Classic branch-protection has no "require only if run" semantics,
so a path-filtered job that does not post a status on every PR
blocks merge. Requiring those needs the workflows to emit a
no-op success status when skipped -- separate work.
- `strict: false`, `required_linear_history: true`,
`required_conversation_resolution: true`,
`required_signatures: false`, and the absence of
`required_pull_request_reviews:` (per the TEMPORARY POSTURE
block) all carry over unchanged.
Final required-contexts list (10):
zizmor, prek, lychee, and the seven `pytest (<project>)` matrix
legs (oauth-draft, generate-cve-json, skill-validator,
privacy-llm-checker, privacy-llm-redactor, vulnogram-oauth-api,
sandbox-lint).
Generated-by: Claude Code (Opus 4.7)
---
.asf.yaml | 26 ++++++++++++++++++--------
1 file changed, 18 insertions(+), 8 deletions(-)
diff --git a/.asf.yaml b/.asf.yaml
index a6bb856..66d317f 100644
--- a/.asf.yaml
+++ b/.asf.yaml
@@ -132,10 +132,18 @@ github:
# `asf-allowlist-check` (paths: `.github/**`) and
# `lint .claude/settings.json against baseline` from
# sandbox-lint (paths: `.claude/settings.json` +
- # `tools/sandbox-lint/**`). Also excluded: `lychee` (the
- # link-check runs on every PR, but external link rot is a
- # maintenance concern handled by the daily schedule — it is
- # not a merge-blocker).
+ # `tools/sandbox-lint/**`).
+ #
+ # CodeQL (`Analyze (python)`, `Analyze (actions)`) is NOT
+ # required. The framework repo is docs- and skills-heavy with
+ # no published runtime artefacts — the per-PR incremental
+ # value of CodeQL gating is low relative to the noise it
+ # produces on changes that do not touch real attack surface.
+ # The `codeql.yml` workflow still runs on every PR for
+ # visibility (findings surface in the Security tab), but a
+ # finding does not block merge. Re-introduce as a required
+ # gate if/when the project starts publishing runtime
+ # artefacts that warrant per-PR static analysis.
required_status_checks:
# `strict: false` — don't require the PR branch to be up
# to date with `main` before merging. With `strict: true`,
@@ -144,13 +152,15 @@ github:
# for multi-contributor repos.
strict: false
contexts:
- # CodeQL — two matrix legs (Python + GitHub Actions YAML).
- - "Analyze (python)"
- - "Analyze (actions)"
- # zizmor (GitHub Actions security lint; complements CodeQL).
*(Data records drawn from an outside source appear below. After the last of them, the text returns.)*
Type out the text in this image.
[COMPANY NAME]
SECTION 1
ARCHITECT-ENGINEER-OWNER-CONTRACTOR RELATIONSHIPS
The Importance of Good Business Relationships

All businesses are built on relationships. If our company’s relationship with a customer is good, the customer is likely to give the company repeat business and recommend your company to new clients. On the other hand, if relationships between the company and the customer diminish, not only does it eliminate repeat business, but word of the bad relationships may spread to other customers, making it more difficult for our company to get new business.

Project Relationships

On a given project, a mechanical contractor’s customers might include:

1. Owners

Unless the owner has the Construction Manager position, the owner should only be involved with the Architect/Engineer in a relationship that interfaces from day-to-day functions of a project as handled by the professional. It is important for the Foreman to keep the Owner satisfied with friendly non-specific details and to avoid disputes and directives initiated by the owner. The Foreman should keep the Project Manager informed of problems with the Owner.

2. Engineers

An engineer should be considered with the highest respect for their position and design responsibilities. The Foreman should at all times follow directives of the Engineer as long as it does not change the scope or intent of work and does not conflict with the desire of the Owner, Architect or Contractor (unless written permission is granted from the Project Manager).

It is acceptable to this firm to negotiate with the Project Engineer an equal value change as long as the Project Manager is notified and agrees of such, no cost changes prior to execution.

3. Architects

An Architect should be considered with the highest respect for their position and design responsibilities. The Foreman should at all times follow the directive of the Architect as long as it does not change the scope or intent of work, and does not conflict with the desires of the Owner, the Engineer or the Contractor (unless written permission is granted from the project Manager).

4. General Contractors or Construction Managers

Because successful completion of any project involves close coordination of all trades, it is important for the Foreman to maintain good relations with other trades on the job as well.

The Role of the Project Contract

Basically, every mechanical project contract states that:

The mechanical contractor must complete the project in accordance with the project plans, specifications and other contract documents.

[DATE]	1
+ # zizmor — GitHub Actions security lint.
- "zizmor"
# Pre-commit (prek) — static checks across the repo.
- "prek"
+ # Lychee — link checker. Runs on every PR (no path
+ # filter), so it gates merge on link rot introduced in
+ # the PR. The daily schedule run still catches drift on
+ # files the PR did not touch.
+ - "lychee"
# Per-project pytest matrix from tests.yml. Mirrors the
# `matrix.project[].name` list there; keep these two
# lists in sync when projects are added or renamed.